A reference guide to every world orbiting our Sun — from sun-scorched Mercury to frigid Neptune.
| Planet | Type | Diameter (km) | Day Length | Moons | Notable for |
|---|---|---|---|---|---|
| Mercury | Rocky | 4,879 | 59 Earth days | 0 | Closest to the Sun; extreme temperature swings |
| Venus | Rocky | 12,104 | 243 Earth days | 0 | Hottest surface; retrograde rotation |
| Earth | Rocky | 12,742 | 24 hours | 1 | Only known planet with life |
| Mars | Rocky | 6,779 | 24 h 37 min | 2 | Tallest volcano; largest canyon |
| Jupiter | Gas Giant | 139,820 | 9 h 56 min | 95 | Great Red Spot; most massive planet |
| Saturn | Gas Giant | 116,460 | 10 h 42 min | 146 | Iconic ring system |
| Uranus | Ice Giant | 50,724 | 17 h 14 min | 28 | Rotates on its side (98° axial tilt) |
| Neptune | Ice Giant | 49,244 | 16 h 6 min | 16 | Fastest winds in the solar system |
Olympus Mons rises 21 km above the Martian surface — nearly three times the height of Everest. The Valles Marineris canyon system stretches over 4,000 km. Mars has seasons, polar ice caps, and dust storms that can engulf the entire planet for months.

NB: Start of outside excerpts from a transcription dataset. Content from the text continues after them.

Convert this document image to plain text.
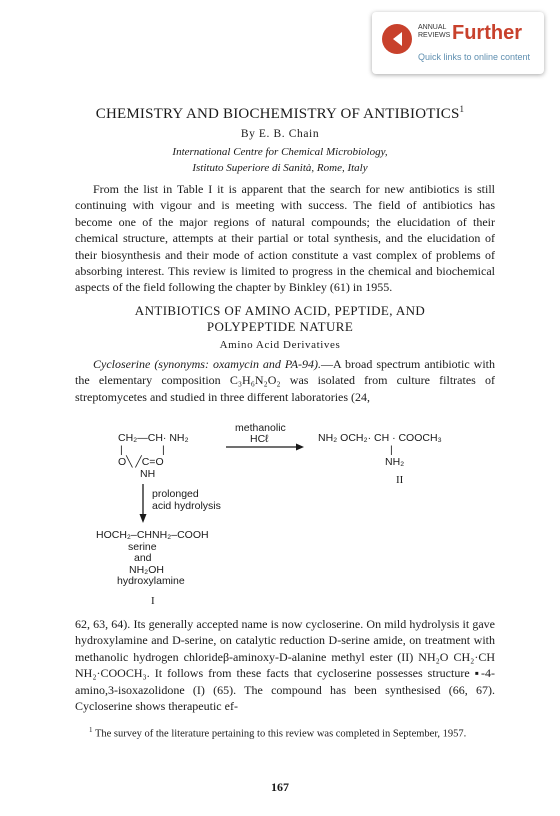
ANNUAL
REVIEWS Further
Quick links to online content
CHEMISTRY AND BIOCHEMISTRY OF ANTIBIOTICS$^1$
By E. B. Chain
International Centre for Chemical Microbiology,
Istituto Superiore di Sanità, Rome, Italy
From the list in Table I it is apparent that the search for new antibiotics is still continuing with vigour and is meeting with success. The field of antibiotics has become one of the major regions of natural compounds; the elucidation of their chemical structure, attempts at their partial or total synthesis, and the elucidation of their biosynthesis and their mode of action constitute a vast complex of problems of absorbing interest. This review is limited to progress in the chemical and biochemical aspects of the field following the chapter by Binkley (61) in 1955.
ANTIBIOTICS OF AMINO ACID, PEPTIDE, AND
POLYPEPTIDE NATURE
Amino Acid Derivatives
Cycloserine (synonyms: oxamycin and PA-94).—A broad spectrum antibiotic with the elementary composition C₃H₆N₂O₂ was isolated from culture filtrates of streptomycetes and studied in three different laboratories (24,
CH₂—CH· NH₂
|	|
O╲ ╱C=O
NH
methanolic
HCℓ	NH₂ OCH₂· CH · COOCH₃
|
NH₂
II
prolonged
acid hydrolysis
HOCH₂–CHNH₂–COOH
serine
and
NH₂OH
hydroxylamine
I
62, 63, 64). Its generally accepted name is now cycloserine. On mild hydrolysis it gave hydroxylamine and D-serine, on catalytic reduction D-serine amide, on treatment with methanolic hydrogen chlorideβ-aminoxy-D-alanine methyl ester (II) NH₂O CH₂·CH NH₂·COOCH₃. It follows from these facts that cycloserine possesses structure ▪-4-amino,3-isoxazolidone (I) (65). The compound has been synthesised (66, 67). Cycloserine shows therapeutic ef-
$^1$ The survey of the literature pertaining to this review was completed in September, 1957.
167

More than 1,300 Earths would fit inside Jupiter. Its Great Red Spot is an anticyclonic storm that has raged for at least 350 years. Europa, one of its 95 moons, likely harbors a liquid water ocean beneath its icy crust.
Saturn's rings are made mostly of ice and rock, spanning 282,000 km but only about 10 m to 1 km thick. Its moon Titan has a thick nitrogen atmosphere and liquid methane lakes — the only moon in the solar system with a dense atmosphere.
Neptune's winds reach 2,100 km/h — the fastest recorded in the solar system. It takes 165 Earth years to complete one orbit. Its largest moon Triton orbits backwards and is thought to be a captured Kuiper Belt object.